Nevertheless, Millette expects more surgeries and medical services will become open to private insurance companies in the near future, particularily for the aging population.

This trend is disturbing for Soderstrom who sees the privatisation of the healthcare system as a highly inefficient one. “There’s a real danger that once you open it up to the private, people are going to be stampeded into using a lot of services that may not matter,” he says. “[In] the public system you have a better ability to control those costs.”

Benoit agrees that although the catch phrase for privatisation is to increase efficiency, the private sector is not cheaper. “The public system aims to offer a service at its price, period. In the private sector, you have the price plus a profit,” he argues.

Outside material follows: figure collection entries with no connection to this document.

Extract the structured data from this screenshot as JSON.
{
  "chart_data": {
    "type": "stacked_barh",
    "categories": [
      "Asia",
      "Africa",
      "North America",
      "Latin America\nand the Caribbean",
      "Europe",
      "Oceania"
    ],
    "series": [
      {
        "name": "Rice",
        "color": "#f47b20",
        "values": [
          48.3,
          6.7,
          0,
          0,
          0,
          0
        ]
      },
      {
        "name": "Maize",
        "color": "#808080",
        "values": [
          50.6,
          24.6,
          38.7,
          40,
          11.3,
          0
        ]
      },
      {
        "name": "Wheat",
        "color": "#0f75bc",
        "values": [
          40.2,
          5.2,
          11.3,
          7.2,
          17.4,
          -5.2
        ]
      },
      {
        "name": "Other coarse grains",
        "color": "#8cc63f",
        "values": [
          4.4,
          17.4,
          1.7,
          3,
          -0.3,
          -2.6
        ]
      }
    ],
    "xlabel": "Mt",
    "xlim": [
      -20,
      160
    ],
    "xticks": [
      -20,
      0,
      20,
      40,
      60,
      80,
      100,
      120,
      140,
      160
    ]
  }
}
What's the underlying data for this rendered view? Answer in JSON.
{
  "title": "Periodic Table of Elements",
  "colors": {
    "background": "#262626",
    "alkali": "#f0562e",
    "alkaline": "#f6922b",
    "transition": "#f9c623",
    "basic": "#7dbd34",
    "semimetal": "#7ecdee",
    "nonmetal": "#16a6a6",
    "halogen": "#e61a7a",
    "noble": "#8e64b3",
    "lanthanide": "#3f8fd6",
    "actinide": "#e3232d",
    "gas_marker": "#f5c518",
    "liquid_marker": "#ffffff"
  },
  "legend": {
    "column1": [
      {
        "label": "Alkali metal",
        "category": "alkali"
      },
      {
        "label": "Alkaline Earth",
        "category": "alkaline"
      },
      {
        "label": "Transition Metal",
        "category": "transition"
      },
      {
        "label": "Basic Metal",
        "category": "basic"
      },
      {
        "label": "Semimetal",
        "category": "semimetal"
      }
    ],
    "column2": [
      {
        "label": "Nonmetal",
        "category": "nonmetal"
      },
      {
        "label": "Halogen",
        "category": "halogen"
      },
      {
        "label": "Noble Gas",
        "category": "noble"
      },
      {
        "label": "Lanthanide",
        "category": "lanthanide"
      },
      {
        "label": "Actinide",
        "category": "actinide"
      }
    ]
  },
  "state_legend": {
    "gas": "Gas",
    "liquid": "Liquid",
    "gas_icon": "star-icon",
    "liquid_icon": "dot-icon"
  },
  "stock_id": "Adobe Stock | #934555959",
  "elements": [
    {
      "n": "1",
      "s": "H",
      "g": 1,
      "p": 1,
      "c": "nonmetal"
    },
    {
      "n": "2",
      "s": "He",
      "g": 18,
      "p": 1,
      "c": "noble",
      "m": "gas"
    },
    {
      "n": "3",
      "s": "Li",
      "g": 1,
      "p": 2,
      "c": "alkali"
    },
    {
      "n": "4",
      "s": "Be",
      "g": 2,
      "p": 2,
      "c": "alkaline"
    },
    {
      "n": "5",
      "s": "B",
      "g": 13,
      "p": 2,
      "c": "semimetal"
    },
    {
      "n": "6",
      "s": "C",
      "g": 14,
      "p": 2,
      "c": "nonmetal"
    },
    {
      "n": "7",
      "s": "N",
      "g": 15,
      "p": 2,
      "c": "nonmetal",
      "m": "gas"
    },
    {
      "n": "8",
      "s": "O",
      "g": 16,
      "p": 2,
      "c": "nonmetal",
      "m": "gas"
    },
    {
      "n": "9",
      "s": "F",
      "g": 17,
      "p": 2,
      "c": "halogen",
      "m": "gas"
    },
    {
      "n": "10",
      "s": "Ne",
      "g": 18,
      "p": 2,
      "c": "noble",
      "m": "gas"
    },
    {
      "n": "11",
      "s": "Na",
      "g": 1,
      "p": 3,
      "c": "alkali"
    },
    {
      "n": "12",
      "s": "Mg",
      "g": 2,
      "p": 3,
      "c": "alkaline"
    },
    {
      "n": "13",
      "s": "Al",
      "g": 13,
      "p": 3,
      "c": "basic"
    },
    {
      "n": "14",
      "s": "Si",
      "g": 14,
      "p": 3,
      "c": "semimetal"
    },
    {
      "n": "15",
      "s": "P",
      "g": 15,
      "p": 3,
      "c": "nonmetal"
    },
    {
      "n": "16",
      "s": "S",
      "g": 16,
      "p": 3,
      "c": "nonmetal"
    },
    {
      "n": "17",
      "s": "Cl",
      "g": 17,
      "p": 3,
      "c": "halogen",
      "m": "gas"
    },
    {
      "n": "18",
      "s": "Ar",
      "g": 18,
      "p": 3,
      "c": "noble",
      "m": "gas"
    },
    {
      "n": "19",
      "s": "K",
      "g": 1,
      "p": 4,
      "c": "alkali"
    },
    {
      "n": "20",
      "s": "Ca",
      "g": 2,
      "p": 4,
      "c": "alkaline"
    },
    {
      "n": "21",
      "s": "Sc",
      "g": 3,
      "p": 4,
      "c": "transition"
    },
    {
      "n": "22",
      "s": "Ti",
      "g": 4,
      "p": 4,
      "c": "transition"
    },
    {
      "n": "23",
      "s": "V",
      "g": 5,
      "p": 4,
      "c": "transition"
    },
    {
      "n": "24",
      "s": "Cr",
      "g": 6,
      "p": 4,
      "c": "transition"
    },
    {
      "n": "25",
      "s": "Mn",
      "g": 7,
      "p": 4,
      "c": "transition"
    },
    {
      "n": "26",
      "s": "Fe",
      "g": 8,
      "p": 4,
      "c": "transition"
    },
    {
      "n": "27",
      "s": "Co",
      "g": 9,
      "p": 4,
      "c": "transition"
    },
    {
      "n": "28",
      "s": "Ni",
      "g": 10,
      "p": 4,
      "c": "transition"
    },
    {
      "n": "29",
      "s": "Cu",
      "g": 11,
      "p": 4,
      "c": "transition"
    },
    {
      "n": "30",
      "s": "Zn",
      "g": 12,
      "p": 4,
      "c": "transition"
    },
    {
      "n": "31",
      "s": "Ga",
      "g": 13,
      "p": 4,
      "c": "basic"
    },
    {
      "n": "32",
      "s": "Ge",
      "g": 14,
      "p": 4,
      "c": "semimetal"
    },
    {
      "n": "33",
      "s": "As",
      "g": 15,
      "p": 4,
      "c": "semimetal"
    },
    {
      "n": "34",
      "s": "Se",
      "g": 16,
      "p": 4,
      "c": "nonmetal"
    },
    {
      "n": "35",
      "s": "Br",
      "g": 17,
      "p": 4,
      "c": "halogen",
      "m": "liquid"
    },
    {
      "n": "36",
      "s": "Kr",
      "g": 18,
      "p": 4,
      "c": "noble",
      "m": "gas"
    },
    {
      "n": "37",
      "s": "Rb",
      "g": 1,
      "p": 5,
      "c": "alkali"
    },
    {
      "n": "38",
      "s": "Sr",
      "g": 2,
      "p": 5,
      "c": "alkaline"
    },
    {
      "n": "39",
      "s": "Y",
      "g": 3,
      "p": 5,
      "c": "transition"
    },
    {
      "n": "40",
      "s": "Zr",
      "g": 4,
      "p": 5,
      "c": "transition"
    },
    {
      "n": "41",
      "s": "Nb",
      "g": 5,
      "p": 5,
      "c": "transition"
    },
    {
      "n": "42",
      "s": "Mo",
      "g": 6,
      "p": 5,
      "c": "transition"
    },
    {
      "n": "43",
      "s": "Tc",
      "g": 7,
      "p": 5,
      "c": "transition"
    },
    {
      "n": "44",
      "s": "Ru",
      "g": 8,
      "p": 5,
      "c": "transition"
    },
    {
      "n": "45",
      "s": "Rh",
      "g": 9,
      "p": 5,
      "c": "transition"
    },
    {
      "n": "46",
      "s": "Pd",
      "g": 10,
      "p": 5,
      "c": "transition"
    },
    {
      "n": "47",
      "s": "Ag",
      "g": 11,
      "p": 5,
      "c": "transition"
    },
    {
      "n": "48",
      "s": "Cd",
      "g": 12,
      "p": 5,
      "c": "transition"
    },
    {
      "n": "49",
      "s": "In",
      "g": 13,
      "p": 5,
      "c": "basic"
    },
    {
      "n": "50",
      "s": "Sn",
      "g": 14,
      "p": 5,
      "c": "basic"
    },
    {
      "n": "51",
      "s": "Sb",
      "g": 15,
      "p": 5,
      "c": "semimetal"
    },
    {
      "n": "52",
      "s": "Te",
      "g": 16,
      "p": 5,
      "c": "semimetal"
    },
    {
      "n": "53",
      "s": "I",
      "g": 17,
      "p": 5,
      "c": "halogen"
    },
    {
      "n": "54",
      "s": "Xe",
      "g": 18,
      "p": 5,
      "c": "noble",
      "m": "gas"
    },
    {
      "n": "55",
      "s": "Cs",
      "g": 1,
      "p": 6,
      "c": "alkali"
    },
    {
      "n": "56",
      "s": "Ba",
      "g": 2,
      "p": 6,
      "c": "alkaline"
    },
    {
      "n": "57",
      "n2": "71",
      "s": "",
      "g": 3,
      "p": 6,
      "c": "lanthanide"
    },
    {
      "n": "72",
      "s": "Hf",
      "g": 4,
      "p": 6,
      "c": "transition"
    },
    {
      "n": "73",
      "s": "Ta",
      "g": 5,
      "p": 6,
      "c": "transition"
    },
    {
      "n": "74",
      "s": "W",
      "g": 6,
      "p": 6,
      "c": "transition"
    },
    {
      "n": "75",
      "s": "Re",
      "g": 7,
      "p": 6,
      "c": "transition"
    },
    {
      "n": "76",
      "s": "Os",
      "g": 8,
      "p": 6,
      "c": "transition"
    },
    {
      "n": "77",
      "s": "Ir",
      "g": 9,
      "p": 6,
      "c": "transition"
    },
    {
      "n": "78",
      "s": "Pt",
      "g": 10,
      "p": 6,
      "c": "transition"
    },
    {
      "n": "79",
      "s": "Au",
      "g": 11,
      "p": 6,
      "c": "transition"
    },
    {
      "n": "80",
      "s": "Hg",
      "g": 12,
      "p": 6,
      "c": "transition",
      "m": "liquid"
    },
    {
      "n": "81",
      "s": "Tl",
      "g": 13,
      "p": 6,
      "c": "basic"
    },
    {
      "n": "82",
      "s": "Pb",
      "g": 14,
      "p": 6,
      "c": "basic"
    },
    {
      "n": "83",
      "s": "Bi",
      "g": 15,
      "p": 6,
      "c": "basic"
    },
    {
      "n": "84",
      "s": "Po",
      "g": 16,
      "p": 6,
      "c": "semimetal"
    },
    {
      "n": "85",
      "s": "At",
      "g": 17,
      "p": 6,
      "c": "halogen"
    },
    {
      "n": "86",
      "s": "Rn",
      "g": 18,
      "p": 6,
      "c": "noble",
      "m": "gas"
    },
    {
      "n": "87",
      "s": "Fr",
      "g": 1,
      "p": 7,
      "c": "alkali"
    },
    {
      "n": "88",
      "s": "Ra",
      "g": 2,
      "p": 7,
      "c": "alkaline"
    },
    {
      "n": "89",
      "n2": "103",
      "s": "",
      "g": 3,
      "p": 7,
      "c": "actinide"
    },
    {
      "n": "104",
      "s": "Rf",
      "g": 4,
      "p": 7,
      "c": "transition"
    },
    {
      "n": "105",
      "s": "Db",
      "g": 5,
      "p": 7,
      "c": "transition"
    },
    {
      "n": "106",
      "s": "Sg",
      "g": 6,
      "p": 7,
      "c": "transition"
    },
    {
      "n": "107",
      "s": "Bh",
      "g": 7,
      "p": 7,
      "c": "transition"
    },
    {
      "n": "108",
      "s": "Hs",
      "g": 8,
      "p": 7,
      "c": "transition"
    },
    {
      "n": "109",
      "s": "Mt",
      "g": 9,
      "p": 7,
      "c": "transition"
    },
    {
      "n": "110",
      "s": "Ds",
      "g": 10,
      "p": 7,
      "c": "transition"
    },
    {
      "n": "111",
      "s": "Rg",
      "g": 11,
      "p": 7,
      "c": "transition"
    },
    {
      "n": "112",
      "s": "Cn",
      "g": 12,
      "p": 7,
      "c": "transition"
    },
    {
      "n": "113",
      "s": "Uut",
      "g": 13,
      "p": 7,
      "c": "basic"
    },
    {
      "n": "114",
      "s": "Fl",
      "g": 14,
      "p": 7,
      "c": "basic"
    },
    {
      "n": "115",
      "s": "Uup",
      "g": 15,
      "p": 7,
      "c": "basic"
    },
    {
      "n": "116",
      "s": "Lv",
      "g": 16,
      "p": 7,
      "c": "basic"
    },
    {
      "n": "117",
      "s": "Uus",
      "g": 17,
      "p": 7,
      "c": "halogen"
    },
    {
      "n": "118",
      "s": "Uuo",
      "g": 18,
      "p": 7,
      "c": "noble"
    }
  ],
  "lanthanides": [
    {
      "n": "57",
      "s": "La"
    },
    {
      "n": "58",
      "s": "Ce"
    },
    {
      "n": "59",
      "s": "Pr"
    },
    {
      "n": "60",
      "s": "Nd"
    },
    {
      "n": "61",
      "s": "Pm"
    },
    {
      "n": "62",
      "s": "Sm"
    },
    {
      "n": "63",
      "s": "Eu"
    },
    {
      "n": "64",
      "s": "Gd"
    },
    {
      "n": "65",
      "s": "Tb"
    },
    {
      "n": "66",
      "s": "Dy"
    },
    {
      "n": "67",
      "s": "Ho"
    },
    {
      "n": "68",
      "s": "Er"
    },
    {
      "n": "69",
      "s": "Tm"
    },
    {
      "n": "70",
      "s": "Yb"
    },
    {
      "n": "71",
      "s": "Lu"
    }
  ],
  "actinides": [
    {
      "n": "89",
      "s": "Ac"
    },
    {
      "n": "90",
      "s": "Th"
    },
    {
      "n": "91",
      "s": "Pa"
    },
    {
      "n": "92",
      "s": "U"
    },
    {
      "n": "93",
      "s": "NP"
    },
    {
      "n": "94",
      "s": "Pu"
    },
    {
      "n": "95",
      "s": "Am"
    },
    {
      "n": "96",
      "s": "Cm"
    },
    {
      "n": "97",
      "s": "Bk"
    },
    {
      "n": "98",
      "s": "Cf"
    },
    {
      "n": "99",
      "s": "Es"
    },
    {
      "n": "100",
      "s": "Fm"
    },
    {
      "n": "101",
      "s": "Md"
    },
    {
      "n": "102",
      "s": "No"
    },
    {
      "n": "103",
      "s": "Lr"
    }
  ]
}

At a time when the public healthcare dream seems to be more like a nightmare, where long wait times, overcrowded emergency rooms and overworked staff await needy patients, Jack Gottheil leans forward in his chair. He tells me about the desperate years of the Great Depression.

He tells the story of someone who walked to the downtown collection agency all the way from Rosemont, owing a couple dollars for a medical bill, to ask if he could pay 50 cents a week. “I don’t want to see these things coming back,” he insists, “and they can.”